PORTLAND, Maine — With a bone-jarring jolt, Juanita and Leon Smith's Volkswagen Beetle bottomed out rounding a corner on a potholed two-lane road that seemed more appropriate for a horse-drawn wagon than their car.Oil poured out of the punctured oil pan, the engine froze up and the car sputtered to a halt in Lincolnville, a small town near the coast. Their insurance company wrote the car off as a total loss.
Potholes are an annual rite of spring in New England, but this monster winter of record snowfall amounts — nearly 200 inches in places — has turned roads into monster problems.
The road had cracks and holes and heaves all over it," said Juanita Smith, recounting the mid-March incident. "It looked like an earthquake had opened up the road."
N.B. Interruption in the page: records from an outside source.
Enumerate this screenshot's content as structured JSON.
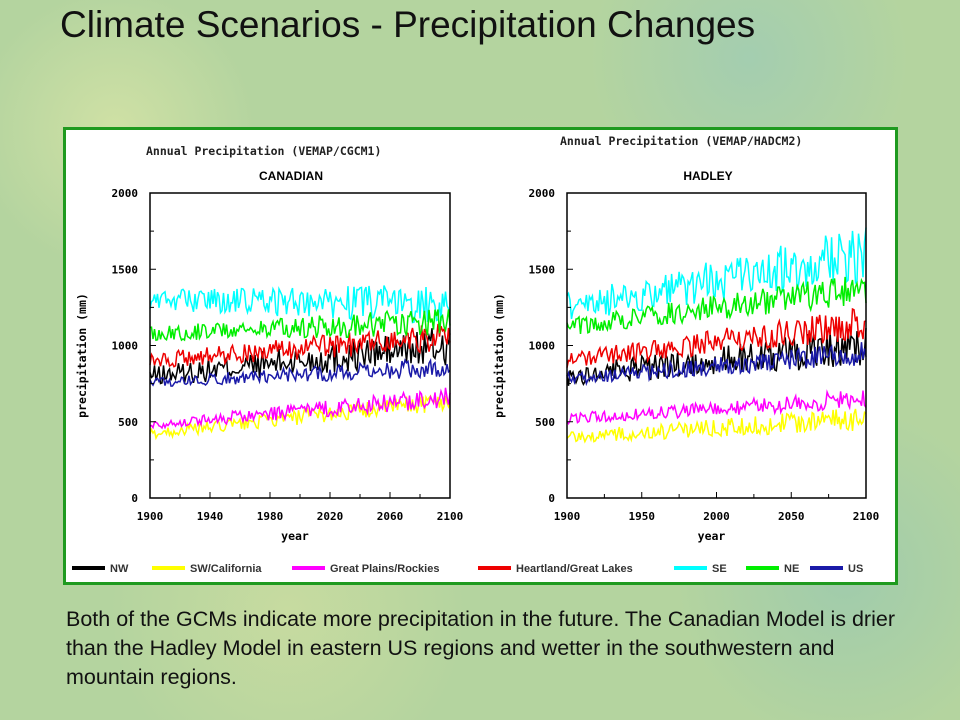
{
  "slide": {
    "title": "Climate Scenarios - Precipitation Changes",
    "caption": "Both of the GCMs indicate more precipitation in the future. The Canadian Model is drier than the Hadley Model in eastern US  regions and wetter in the southwestern and mountain regions."
  },
  "colors": {
    "panel_border": "#1f9a1f",
    "NW": "#000000",
    "SW/California": "#ffff00",
    "Great Plains/Rockies": "#ff00ff",
    "Heartland/Great Lakes": "#ee0000",
    "SE": "#00ffff",
    "NE": "#00ee00",
    "US": "#1a1aa8"
  },
  "legend": [
    {
      "name": "NW",
      "color": "#000000"
    },
    {
      "name": "SW/California",
      "color": "#ffff00"
    },
    {
      "name": "Great Plains/Rockies",
      "color": "#ff00ff"
    },
    {
      "name": "Heartland/Great Lakes",
      "color": "#ee0000"
    },
    {
      "name": "SE",
      "color": "#00ffff"
    },
    {
      "name": "NE",
      "color": "#00ee00"
    },
    {
      "name": "US",
      "color": "#1a1aa8"
    }
  ],
  "chart_data": [
    {
      "type": "line",
      "title": "Annual Precipitation (VEMAP/CGCM1)",
      "subtitle": "CANADIAN",
      "xlabel": "year",
      "ylabel": "precipitation (mm)",
      "xlim": [
        1900,
        2100
      ],
      "ylim": [
        0,
        2000
      ],
      "xticks": [
        1900,
        1940,
        1980,
        2020,
        2060,
        2100
      ],
      "yticks": [
        0,
        500,
        1000,
        1500,
        2000
      ],
      "grid": false,
      "legend_position": "bottom",
      "series": [
        {
          "name": "NW",
          "start": [
            1900,
            800
          ],
          "end": [
            2100,
            1000
          ],
          "noise": 110
        },
        {
          "name": "SW/California",
          "start": [
            1900,
            420
          ],
          "end": [
            2100,
            640
          ],
          "noise": 55
        },
        {
          "name": "Great Plains/Rockies",
          "start": [
            1900,
            480
          ],
          "end": [
            2100,
            660
          ],
          "noise": 55
        },
        {
          "name": "Heartland/Great Lakes",
          "start": [
            1900,
            900
          ],
          "end": [
            2100,
            1060
          ],
          "noise": 80
        },
        {
          "name": "SE",
          "start": [
            1900,
            1300
          ],
          "end": [
            2100,
            1270
          ],
          "noise": 110
        },
        {
          "name": "NE",
          "start": [
            1900,
            1080
          ],
          "end": [
            2100,
            1160
          ],
          "noise": 80
        },
        {
          "name": "US",
          "start": [
            1900,
            760
          ],
          "end": [
            2100,
            860
          ],
          "noise": 55
        }
      ]
    },
    {
      "type": "line",
      "title": "Annual Precipitation (VEMAP/HADCM2)",
      "subtitle": "HADLEY",
      "xlabel": "year",
      "ylabel": "precipitation (mm)",
      "xlim": [
        1900,
        2100
      ],
      "ylim": [
        0,
        2000
      ],
      "xticks": [
        1900,
        1950,
        2000,
        2050,
        2100
      ],
      "yticks": [
        0,
        500,
        1000,
        1500,
        2000
      ],
      "grid": false,
      "legend_position": "bottom",
      "series": [
        {
          "name": "NW",
          "start": [
            1900,
            800
          ],
          "end": [
            2100,
            1000
          ],
          "noise": 110
        },
        {
          "name": "SW/California",
          "start": [
            1900,
            400
          ],
          "end": [
            2100,
            520
          ],
          "noise": 65
        },
        {
          "name": "Great Plains/Rockies",
          "start": [
            1900,
            520
          ],
          "end": [
            2100,
            650
          ],
          "noise": 55
        },
        {
          "name": "Heartland/Great Lakes",
          "start": [
            1900,
            900
          ],
          "end": [
            2100,
            1150
          ],
          "noise": 90
        },
        {
          "name": "SE",
          "start": [
            1900,
            1250
          ],
          "end": [
            2100,
            1600
          ],
          "noise": 150
        },
        {
          "name": "NE",
          "start": [
            1900,
            1120
          ],
          "end": [
            2100,
            1380
          ],
          "noise": 90
        },
        {
          "name": "US",
          "start": [
            1900,
            780
          ],
          "end": [
            2100,
            950
          ],
          "noise": 65
        }
      ]
    }
  ]
}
New Englanders know all too well what spring can bring as roads swell up and break apart when water seeps into pavement cracks and freezes and thaws while the road is being pounded under the heavy weight of vehicles.
Maine's state Department of Transportation faces record pothole repair bills. Through March, it had spent $3.1 million, just shy of the record $3.2 million spent in the winter of 2005-2006.
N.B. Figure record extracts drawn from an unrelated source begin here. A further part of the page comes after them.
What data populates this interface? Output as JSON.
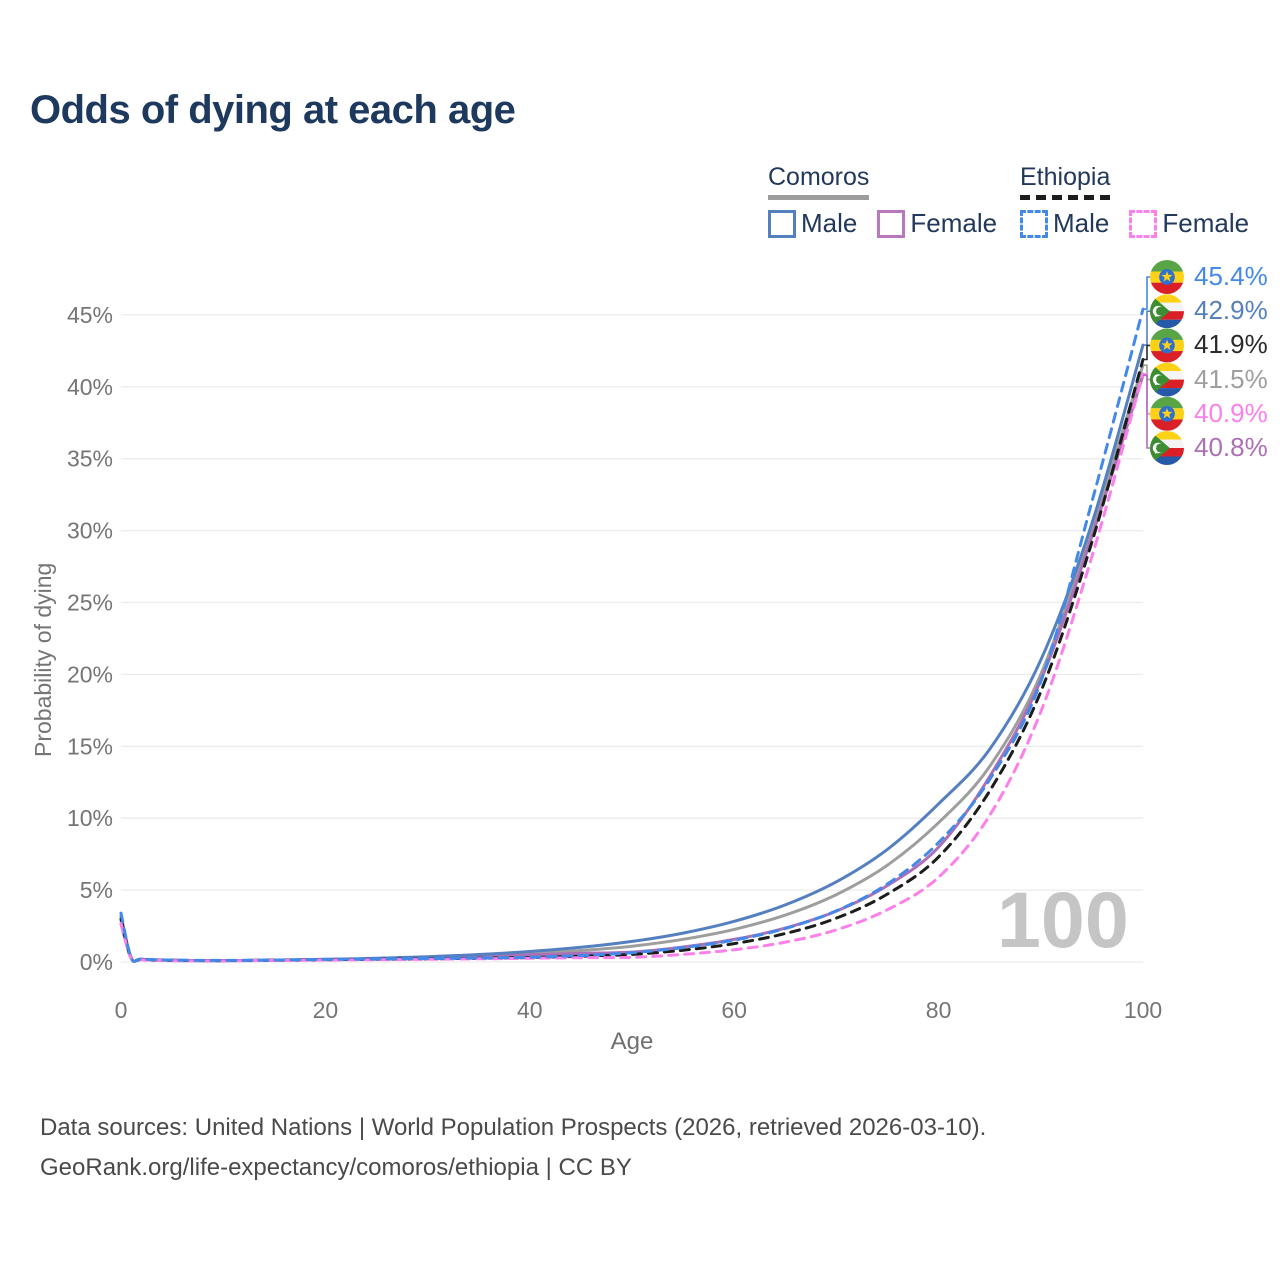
{
  "title": "Odds of dying at each age",
  "watermark": "100",
  "legend": {
    "groups": [
      {
        "country": "Comoros",
        "line_color": "#9e9e9e",
        "line_dash": false,
        "items": [
          {
            "label": "Male",
            "color": "#5580c0",
            "dash": false
          },
          {
            "label": "Female",
            "color": "#b878bd",
            "dash": false
          }
        ]
      },
      {
        "country": "Ethiopia",
        "line_color": "#1c1c1c",
        "line_dash": true,
        "items": [
          {
            "label": "Male",
            "color": "#4489e8",
            "dash": true
          },
          {
            "label": "Female",
            "color": "#fb80ea",
            "dash": true
          }
        ]
      }
    ]
  },
  "footer": {
    "line1": "Data sources: United Nations | World Population Prospects (2026, retrieved 2026-03-10).",
    "line2": "GeoRank.org/life-expectancy/comoros/ethiopia | CC BY"
  },
  "chart_data": {
    "type": "line",
    "title": "Odds of dying at each age",
    "xlabel": "Age",
    "ylabel": "Probability of dying",
    "xlim": [
      0,
      100
    ],
    "ylim_pct": [
      0,
      47
    ],
    "x_ticks": [
      0,
      20,
      40,
      60,
      80,
      100
    ],
    "y_ticks_pct": [
      0,
      5,
      10,
      15,
      20,
      25,
      30,
      35,
      40,
      45
    ],
    "grid": "horizontal",
    "legend_position": "top-right",
    "ages": [
      0,
      1,
      2,
      5,
      10,
      15,
      20,
      25,
      30,
      35,
      40,
      45,
      50,
      55,
      60,
      65,
      70,
      75,
      80,
      85,
      90,
      95,
      100
    ],
    "series": [
      {
        "name": "Comoros combined",
        "country": "Comoros",
        "sex": "all",
        "flag": "comoros",
        "color": "#9e9e9e",
        "dash": false,
        "values_pct": [
          2.9,
          0.26,
          0.18,
          0.11,
          0.1,
          0.12,
          0.17,
          0.23,
          0.31,
          0.43,
          0.6,
          0.8,
          1.1,
          1.58,
          2.27,
          3.26,
          4.69,
          6.74,
          9.69,
          13.6,
          20.0,
          30.2,
          41.5
        ]
      },
      {
        "name": "Comoros Female",
        "country": "Comoros",
        "sex": "female",
        "flag": "comoros",
        "color": "#ad6fb5",
        "dash": false,
        "values_pct": [
          2.65,
          0.25,
          0.17,
          0.1,
          0.09,
          0.11,
          0.15,
          0.2,
          0.27,
          0.37,
          0.5,
          0.6,
          0.69,
          1.04,
          1.57,
          2.36,
          3.54,
          5.32,
          7.99,
          12.9,
          19.6,
          29.6,
          40.8
        ]
      },
      {
        "name": "Comoros Male",
        "country": "Comoros",
        "sex": "male",
        "flag": "comoros",
        "color": "#5580c0",
        "dash": false,
        "values_pct": [
          3.2,
          0.28,
          0.19,
          0.12,
          0.1,
          0.13,
          0.19,
          0.26,
          0.37,
          0.52,
          0.73,
          1.02,
          1.43,
          2.01,
          2.83,
          3.97,
          5.58,
          7.84,
          11.0,
          14.8,
          21.0,
          30.5,
          42.9
        ]
      },
      {
        "name": "Ethiopia combined",
        "country": "Ethiopia",
        "sex": "all",
        "flag": "ethiopia",
        "color": "#1c1c1c",
        "dash": true,
        "values_pct": [
          3.0,
          0.27,
          0.18,
          0.12,
          0.1,
          0.13,
          0.16,
          0.19,
          0.22,
          0.26,
          0.31,
          0.4,
          0.53,
          0.82,
          1.28,
          1.98,
          3.05,
          4.73,
          7.31,
          11.9,
          18.8,
          29.2,
          41.9
        ]
      },
      {
        "name": "Ethiopia Female",
        "country": "Ethiopia",
        "sex": "female",
        "flag": "ethiopia",
        "color": "#fb80ea",
        "dash": true,
        "values_pct": [
          2.7,
          0.24,
          0.16,
          0.1,
          0.09,
          0.11,
          0.14,
          0.16,
          0.19,
          0.22,
          0.26,
          0.3,
          0.32,
          0.53,
          0.85,
          1.38,
          2.24,
          3.64,
          5.9,
          10.2,
          17.4,
          28.2,
          40.9
        ]
      },
      {
        "name": "Ethiopia Male",
        "country": "Ethiopia",
        "sex": "male",
        "flag": "ethiopia",
        "color": "#4489e8",
        "dash": true,
        "values_pct": [
          3.4,
          0.3,
          0.2,
          0.13,
          0.11,
          0.14,
          0.18,
          0.21,
          0.24,
          0.28,
          0.33,
          0.45,
          0.65,
          1.0,
          1.52,
          2.33,
          3.56,
          5.43,
          8.31,
          12.7,
          19.5,
          32.0,
          45.4
        ]
      }
    ],
    "end_labels": [
      {
        "value": "45.4%",
        "series": "Ethiopia Male",
        "flag": "ethiopia",
        "color": "#4489e8",
        "end_pct": 45.4
      },
      {
        "value": "42.9%",
        "series": "Comoros Male",
        "flag": "comoros",
        "color": "#5580c0",
        "end_pct": 42.9
      },
      {
        "value": "41.9%",
        "series": "Ethiopia combined",
        "flag": "ethiopia",
        "color": "#2a2a2a",
        "end_pct": 41.9
      },
      {
        "value": "41.5%",
        "series": "Comoros combined",
        "flag": "comoros",
        "color": "#9e9e9e",
        "end_pct": 41.5
      },
      {
        "value": "40.9%",
        "series": "Ethiopia Female",
        "flag": "ethiopia",
        "color": "#fb80ea",
        "end_pct": 40.9
      },
      {
        "value": "40.8%",
        "series": "Comoros Female",
        "flag": "comoros",
        "color": "#ad6fb5",
        "end_pct": 40.8
      }
    ],
    "axis_colors": {
      "tick_text": "#757575",
      "grid": "#ececec"
    }
  }
}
Maine is spending even more money trying to get their roads into a reasonably serviceable condition. Where I live in the Midwest, our road is a disaster. The town has tried to patch, but the patches are now coming apart, so you get the joy of hitting a pothole and getting pelted with fragments of the failed repairs. The weather report, ever cheerful this winter (and it is very much still winter), is calling for ice this week. Just for the record, here's today's snowfall anomaly in the Northern hemisphere. Blue is more snow than normal. Here's the Southern ice cap and the Northern one.






By clifto, Sunday, 6 April , 2008 @ 7:53 pm
Chicago area and southwestern burbs are pretty bad as well. I’ve never seen this many deep potholes (even the ones a few inches in diameter are 8″ deep), or for that matter as many potholes, period. Some of the patching is doing well, but the potholes appear faster than the patch crews can keep up with them.
By Maggie, Sunday, 6 April , 2008 @ 8:38 pm
HEH!!!!
Mahoning County, NE Ohio …
Dark-friggin’-side of da moon, Alice!
By Flyfish, Tuesday, 8 April , 2008 @ 5:12 pm
It’s true, after 24 years of living in Maine I’d have to say this is the worst spring for potholes I have seen so far.